Statistics Canada reports that about 107,000 new employer firms were created in 2022, roughly 2.7 per 1,000 Canadians. In the U.S., that figure is closer to 16 per 1,000, with a record 5.5 million new business applications in 2023. Even accounting for population, Americans launch far more ventures, and that sheer volume means more eventually scale. In Israel, meanwhile, with just 10 million people, startups now generate 20 per cent of its GDP.
The Leaders Fund report, Canada’s Shrinking Startup Pipeline, found Canada’s share of high-potential startups has fallen sharply since 2020, while the U.S., EU and Israel have rebounded. Nearly half of Canadian founders who raised over $1 million now do so from a U.S. base, raising nearly twice as much capital as those who stay home. Our best ideas are being funded, and scaled, elsewhere.

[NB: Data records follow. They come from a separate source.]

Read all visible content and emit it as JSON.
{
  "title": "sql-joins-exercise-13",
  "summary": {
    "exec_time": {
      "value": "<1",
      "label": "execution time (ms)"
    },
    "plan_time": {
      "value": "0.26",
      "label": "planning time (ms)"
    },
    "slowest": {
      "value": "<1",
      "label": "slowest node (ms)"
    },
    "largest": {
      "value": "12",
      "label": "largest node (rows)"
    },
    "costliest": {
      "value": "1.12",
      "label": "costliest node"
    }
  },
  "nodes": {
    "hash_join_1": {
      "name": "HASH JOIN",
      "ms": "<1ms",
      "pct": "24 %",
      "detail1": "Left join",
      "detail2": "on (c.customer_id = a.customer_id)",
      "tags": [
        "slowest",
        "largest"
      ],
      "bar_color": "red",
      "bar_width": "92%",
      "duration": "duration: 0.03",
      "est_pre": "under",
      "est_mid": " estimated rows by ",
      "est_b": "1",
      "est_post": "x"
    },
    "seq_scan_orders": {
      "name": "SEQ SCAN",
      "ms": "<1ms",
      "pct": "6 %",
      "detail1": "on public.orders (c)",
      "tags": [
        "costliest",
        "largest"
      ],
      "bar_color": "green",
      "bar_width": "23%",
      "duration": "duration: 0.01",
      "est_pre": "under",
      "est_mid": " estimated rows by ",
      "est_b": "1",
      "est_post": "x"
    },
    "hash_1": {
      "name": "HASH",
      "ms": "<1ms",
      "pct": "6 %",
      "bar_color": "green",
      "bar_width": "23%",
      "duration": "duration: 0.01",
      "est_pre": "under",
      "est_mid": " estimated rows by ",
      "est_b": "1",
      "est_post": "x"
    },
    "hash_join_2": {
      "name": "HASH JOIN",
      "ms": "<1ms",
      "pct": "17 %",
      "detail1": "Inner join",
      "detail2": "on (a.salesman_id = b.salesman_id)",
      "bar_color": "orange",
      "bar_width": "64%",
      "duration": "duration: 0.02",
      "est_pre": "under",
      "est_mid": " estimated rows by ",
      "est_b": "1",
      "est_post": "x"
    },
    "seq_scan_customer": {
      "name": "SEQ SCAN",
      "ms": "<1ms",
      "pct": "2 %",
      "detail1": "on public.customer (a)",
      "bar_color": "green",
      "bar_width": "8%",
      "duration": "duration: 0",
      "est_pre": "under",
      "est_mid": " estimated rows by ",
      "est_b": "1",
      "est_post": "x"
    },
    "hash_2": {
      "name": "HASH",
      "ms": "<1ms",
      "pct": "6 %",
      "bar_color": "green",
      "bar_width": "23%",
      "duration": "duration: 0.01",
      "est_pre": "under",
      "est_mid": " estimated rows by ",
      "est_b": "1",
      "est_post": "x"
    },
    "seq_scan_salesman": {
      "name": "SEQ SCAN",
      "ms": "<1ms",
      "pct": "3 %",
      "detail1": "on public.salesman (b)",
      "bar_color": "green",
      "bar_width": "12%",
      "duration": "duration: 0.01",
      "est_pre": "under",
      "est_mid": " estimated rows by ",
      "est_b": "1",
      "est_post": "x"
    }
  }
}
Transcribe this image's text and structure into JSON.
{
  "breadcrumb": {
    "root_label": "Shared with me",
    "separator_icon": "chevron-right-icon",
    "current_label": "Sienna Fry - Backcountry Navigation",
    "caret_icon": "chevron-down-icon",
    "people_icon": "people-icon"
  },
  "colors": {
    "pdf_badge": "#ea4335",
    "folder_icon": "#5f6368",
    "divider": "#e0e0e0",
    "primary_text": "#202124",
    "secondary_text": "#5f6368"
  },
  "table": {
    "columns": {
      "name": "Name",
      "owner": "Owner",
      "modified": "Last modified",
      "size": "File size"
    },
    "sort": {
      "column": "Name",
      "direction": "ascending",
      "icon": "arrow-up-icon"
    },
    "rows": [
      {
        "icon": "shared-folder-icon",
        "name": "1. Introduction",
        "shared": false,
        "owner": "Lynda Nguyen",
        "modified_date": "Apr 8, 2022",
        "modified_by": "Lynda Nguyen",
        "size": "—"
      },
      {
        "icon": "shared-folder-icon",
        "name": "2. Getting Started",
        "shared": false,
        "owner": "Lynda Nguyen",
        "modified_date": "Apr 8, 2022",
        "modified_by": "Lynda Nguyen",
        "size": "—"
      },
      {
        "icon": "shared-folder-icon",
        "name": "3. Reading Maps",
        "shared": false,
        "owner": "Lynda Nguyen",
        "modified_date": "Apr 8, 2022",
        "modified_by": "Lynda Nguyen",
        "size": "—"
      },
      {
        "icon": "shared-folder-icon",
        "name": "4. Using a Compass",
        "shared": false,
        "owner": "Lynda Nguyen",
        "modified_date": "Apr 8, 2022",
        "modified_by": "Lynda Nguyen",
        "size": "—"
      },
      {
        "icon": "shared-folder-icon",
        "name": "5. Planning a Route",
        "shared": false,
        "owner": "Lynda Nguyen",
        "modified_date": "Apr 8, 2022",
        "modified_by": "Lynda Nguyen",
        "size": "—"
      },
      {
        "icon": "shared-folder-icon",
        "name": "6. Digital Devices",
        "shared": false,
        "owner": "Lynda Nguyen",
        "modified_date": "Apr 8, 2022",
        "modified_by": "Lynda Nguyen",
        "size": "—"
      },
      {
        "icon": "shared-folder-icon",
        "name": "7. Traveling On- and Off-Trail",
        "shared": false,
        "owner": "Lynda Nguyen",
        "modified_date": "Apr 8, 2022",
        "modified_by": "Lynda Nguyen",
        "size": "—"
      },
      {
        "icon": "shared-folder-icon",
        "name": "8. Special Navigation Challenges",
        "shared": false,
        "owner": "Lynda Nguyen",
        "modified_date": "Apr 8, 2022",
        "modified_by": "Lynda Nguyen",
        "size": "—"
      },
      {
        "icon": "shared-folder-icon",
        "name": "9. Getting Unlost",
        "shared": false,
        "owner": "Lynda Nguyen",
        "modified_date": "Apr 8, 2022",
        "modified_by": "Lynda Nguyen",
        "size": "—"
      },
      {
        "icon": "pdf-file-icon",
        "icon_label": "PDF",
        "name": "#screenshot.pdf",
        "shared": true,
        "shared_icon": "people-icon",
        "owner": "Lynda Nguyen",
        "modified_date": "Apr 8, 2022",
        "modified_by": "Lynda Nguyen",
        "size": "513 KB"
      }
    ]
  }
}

Part of the problem is risk and reward. The Global Entrepreneurship Monitor shows Canadians have a higher “fear of failure” than Americans, but our policies add another hurdle. Ottawa’s decision to raise the capital gains inclusion rate from 50 per cent to 66 per cent above $250,000 sends a chilling signal to founders and investors alike.
A Canadian founder selling a business for $5 million could now face an effective tax bill of over $1 million, even after using the Lifetime Capital Gains Exemption. In contrast, a U.S. founder in Texas under the Qualified Small Business Stock (QSBS) rule would likely pay no federal or state tax at all.
Policy friction compounds the issue; however, it can be fixed:
- Make equity upside count – Create a Canadian QSBS-style exemption dedicated to true startup equity (employees and early investors), indexed and simple. Pair it with stock-option rules that reward, not penalize, early talent.
- Tackle regulatory bottlenecks – Alberta has shown leadership through its Red Tape Reduction initiative, but more must be done nationally. Streamlining approvals, setting service standards and holding departments accountable for timelines would restore confidence for investors and innovators alike.
- Balance government oversight – Innovation thrives when regulation protects the public interest without stifling risk-taking.
- Tear down internal trade barriers. It’s still harder than it should be to sell across provinces or scale regulated products nationally.
What works elsewhere? The U.S. pairs deep venture markets with founder-friendly tax treatment like QSBS. Israel built its “Startup Nation” reputation through Yozma-style public-private funds, aggressive R&D grants and friction-light commercialization policies that crowd in private capital and talent.
Startups aren’t just tech, they are the foundation of growth in every sector, from energy to agri-food to advanced manufacturing. Many of our AEG members began as small startups that now employ thousands and generate billions in economic impact. Supporting the next generation isn’t just good policy, it’s vital to Canada’s economic future. If we clear the path and reward innovation, Canada can once again become a place where ideas turn into industries and entrepreneurs choose to stay.